Was in Ebern geschieht, ist kein Einzelfall, sondern Symptom eines tieferliegenden Problems. Das Postwesen gehört zwar mittelbar zum verfassungsmäßig garantierten Bereich der Daseinsvorsorge (Sozialstaatsprinzip, Art. 20 GG). Doch genau das scheint nicht mehr zu gelten – jedenfalls nicht überall. Der wissenschaftliche Dienst [➚] des Deutschen Bundestags stellte 2024 in einem Gutachten fest: Die flächendeckende Versorgung im Bereich Post und Telekommunikation ist Aufgabe des Bundes. Doch nach der deutschen Wiedervereinigung wurde mit der sogenannten Postreform die Deutsche Bundespost in private Unternehmen aufgespaltet. An die Stelle der staatlich betriebenen Postämter traten privat geführte Postfilialen in größeren Städten und Postagenturen in kleineren Orten – meist in Läden, Lottogeschäften oder Supermärkten untergebracht. Der wirtschaftliche Erfolg dieser Agenturen ist allerdings von der Eigeninitiative und dem Umsatz der Ladeninhaber abhängig – und damit ein ständiges Risiko für die Grundversorgung.

Diese Entwicklung erinnert an die aktuelle Krankenhausreform, bei der ebenfalls die Effizienz im Vordergrund steht – zu Lasten der flächendeckenden Versorgung. Auch hier werden Kliniken geschlossen, Einrichtungen privatisiert, und immer häufiger stellt sich heraus, dass die versprochenen Effizienzgewinne nur Aktionären zugutekommen – nicht aber der Bevölkerung.

In Ebern fragen sich viele: Muss das so sein? Könnte die Stadt nicht selbst aktiv werden? Tatsächlich existieren in Deutschland Beispiele, die zeigen, dass kommunales Engagement im Bereich Postversorgung funktioniert. In Fellbach-Oeffingen [➚], einem Stadtteil von Fellbach im Rems-Murr-Kreis, wurde die im Januar 2023 geschlossene Postfiliale kurzerhand als städtischer Betrieb weitergeführt. Auch in der Gemeinde Merzenich [➚] in Nordrhein-Westfalen betreibt die Kommune ihre eigene Postagentur – über eine eigens gegründete GmbH. Im fränkischen Wolframs-Eschenbach [➚] hat die Stadt sogar eine eigene Bäckerei eröffnet und dort die Postagentur direkt im Rathaus untergebracht – zusammen mit einem Bürgerladen.
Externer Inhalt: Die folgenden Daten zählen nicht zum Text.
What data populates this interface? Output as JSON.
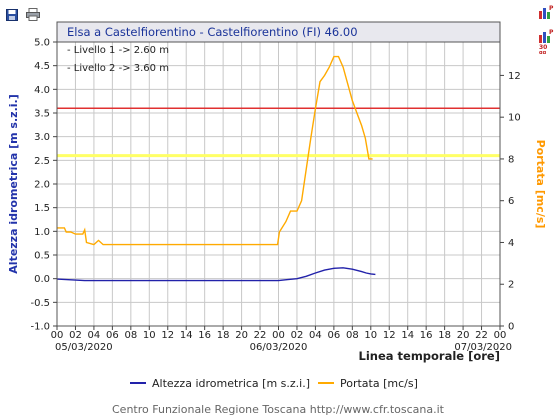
{
  "toolbar": {
    "save_icon": "floppy-disk-icon",
    "print_icon": "printer-icon"
  },
  "side_buttons": [
    {
      "icon": "bar-chart-p-icon"
    },
    {
      "icon": "bar-chart-30gg-icon",
      "label": "30 gg"
    }
  ],
  "footer": {
    "credit": "Centro Funzionale Regione Toscana http://www.cfr.toscana.it"
  },
  "chart_data": {
    "type": "line",
    "title": "Elsa a Castelfiorentino - Castelfiorentino (FI) 46.00",
    "annotations": [
      "- Livello 1 -> 2.60 m",
      "- Livello 2 -> 3.60 m"
    ],
    "thresholds": [
      {
        "name": "Livello 1",
        "value": 2.6,
        "color": "#ffff66"
      },
      {
        "name": "Livello 2",
        "value": 3.6,
        "color": "#e03030"
      }
    ],
    "xlabel": "Linea temporale [ore]",
    "ylabel_left": "Altezza idrometrica [m s.z.i.]",
    "ylabel_right": "Portata [mc/s]",
    "xlim_hours": [
      0,
      48
    ],
    "ylim_left": [
      -1.0,
      5.0
    ],
    "ylim_right": [
      0,
      13.6
    ],
    "y_ticks_left": [
      "-1.0",
      "-0.5",
      "0.0",
      "0.5",
      "1.0",
      "1.5",
      "2.0",
      "2.5",
      "3.0",
      "3.5",
      "4.0",
      "4.5",
      "5.0"
    ],
    "y_ticks_right": [
      "0",
      "2",
      "4",
      "6",
      "8",
      "10",
      "12"
    ],
    "x_tick_labels": [
      "00",
      "02",
      "04",
      "06",
      "08",
      "10",
      "12",
      "14",
      "16",
      "18",
      "20",
      "22",
      "00",
      "02",
      "04",
      "06",
      "08",
      "10",
      "12",
      "14",
      "16",
      "18",
      "20",
      "22",
      "00"
    ],
    "x_date_labels": [
      {
        "hour": 0,
        "text": "05/03/2020"
      },
      {
        "hour": 24,
        "text": "06/03/2020"
      },
      {
        "hour": 48,
        "text": "07/03/2020"
      }
    ],
    "grid": true,
    "legend_position": "bottom",
    "series": [
      {
        "name": "Altezza idrometrica [m s.z.i.]",
        "axis": "left",
        "color": "#2222aa",
        "points": [
          [
            0,
            -0.01
          ],
          [
            1,
            -0.02
          ],
          [
            2,
            -0.03
          ],
          [
            3,
            -0.04
          ],
          [
            6,
            -0.04
          ],
          [
            12,
            -0.04
          ],
          [
            18,
            -0.04
          ],
          [
            24,
            -0.04
          ],
          [
            25,
            -0.02
          ],
          [
            26,
            0.0
          ],
          [
            27,
            0.05
          ],
          [
            28,
            0.12
          ],
          [
            29,
            0.18
          ],
          [
            30,
            0.22
          ],
          [
            31,
            0.23
          ],
          [
            32,
            0.2
          ],
          [
            33,
            0.15
          ],
          [
            33.5,
            0.12
          ],
          [
            34,
            0.1
          ],
          [
            34.5,
            0.09
          ]
        ]
      },
      {
        "name": "Portata [mc/s]",
        "axis": "right",
        "color": "#ffaa00",
        "points": [
          [
            0,
            4.7
          ],
          [
            0.8,
            4.7
          ],
          [
            1,
            4.5
          ],
          [
            1.5,
            4.5
          ],
          [
            2,
            4.4
          ],
          [
            2.8,
            4.4
          ],
          [
            3,
            4.6
          ],
          [
            3.2,
            4.0
          ],
          [
            4,
            3.9
          ],
          [
            4.5,
            4.1
          ],
          [
            5,
            3.9
          ],
          [
            6,
            3.9
          ],
          [
            12,
            3.9
          ],
          [
            18,
            3.9
          ],
          [
            23.9,
            3.9
          ],
          [
            24.1,
            4.5
          ],
          [
            24.8,
            5.0
          ],
          [
            25.3,
            5.5
          ],
          [
            26,
            5.5
          ],
          [
            26.5,
            6.0
          ],
          [
            27,
            7.5
          ],
          [
            27.5,
            9.0
          ],
          [
            28,
            10.4
          ],
          [
            28.5,
            11.7
          ],
          [
            29,
            12.0
          ],
          [
            29.5,
            12.4
          ],
          [
            30,
            12.9
          ],
          [
            30.5,
            12.9
          ],
          [
            31,
            12.4
          ],
          [
            31.5,
            11.6
          ],
          [
            32,
            10.8
          ],
          [
            32.5,
            10.2
          ],
          [
            33,
            9.6
          ],
          [
            33.4,
            9.0
          ],
          [
            33.8,
            8.0
          ],
          [
            34.2,
            8.0
          ]
        ]
      }
    ]
  }
}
Diese Beispiele zeigen: Eine Kommune kann mehr tun, wenn sie will. Es braucht Mut, Willen und Menschen, die sich kümmern. Dass es bislang in Ebern keine solche Initiative gegeben hat, ist für viele Bürgerinnen und Bürger enttäuschend. Dabei ließe sich eine solche städtische Postagentur durchaus als Teil des kommunalen Service begreifen – vergleichbar mit Bürgerbüros oder Stadtwerken. Die rechtlichen Hürden sind überwindbar, wenn der politische Wille da ist.

Es liegt nahe, dass nun vor allem die Kommunalpolitik in die Verantwortung genommen werden muss. Die Stadt Ebern könnte sich aktiv um den Erhalt und die Verbesserung der Postversorgung bemühen. Doch bislang blieb es auffallend still im Rathaus. Ein städtischer Betrieb, der die Postagentur übernimmt? Eine Kooperation mit regionalen Unternehmen? Die Einrichtung eines Bürgerladens mit Postdienstleistungen im Zentrum? All das wären denkbare Optionen.

Stattdessen verweist man derzeit auf private Alternativen – etwa auf die Postagentur in Reckendorf. Doch zehn Kilometer für einen Brief oder ein Paket – das ist nicht nur unpraktisch, sondern für viele ältere oder mobilitätseingeschränkte Menschen schlicht nicht machbar. Zudem ist die Empfehlung, auf andere Orte auszuweichen, ein Eingeständnis, dass die Daseinsvorsorge in Ebern nicht mehr richtig sichergestellt ist.

In einer Zeit, in der vielerorts das Vertrauen in die Handlungsfähigkeit von Politik und Verwaltung sinkt, wäre ein deutliches Signal aus dem Rathaus dringend notwendig. Ebern braucht Lösungen – und zwar solche, die nicht auf Kosten der Bürgerinnen und Bürger gehen. Die Infrastruktur darf nicht weiter zerfallen, und die Menschen dürfen nicht weiter hingehalten und alleinegelassen werden.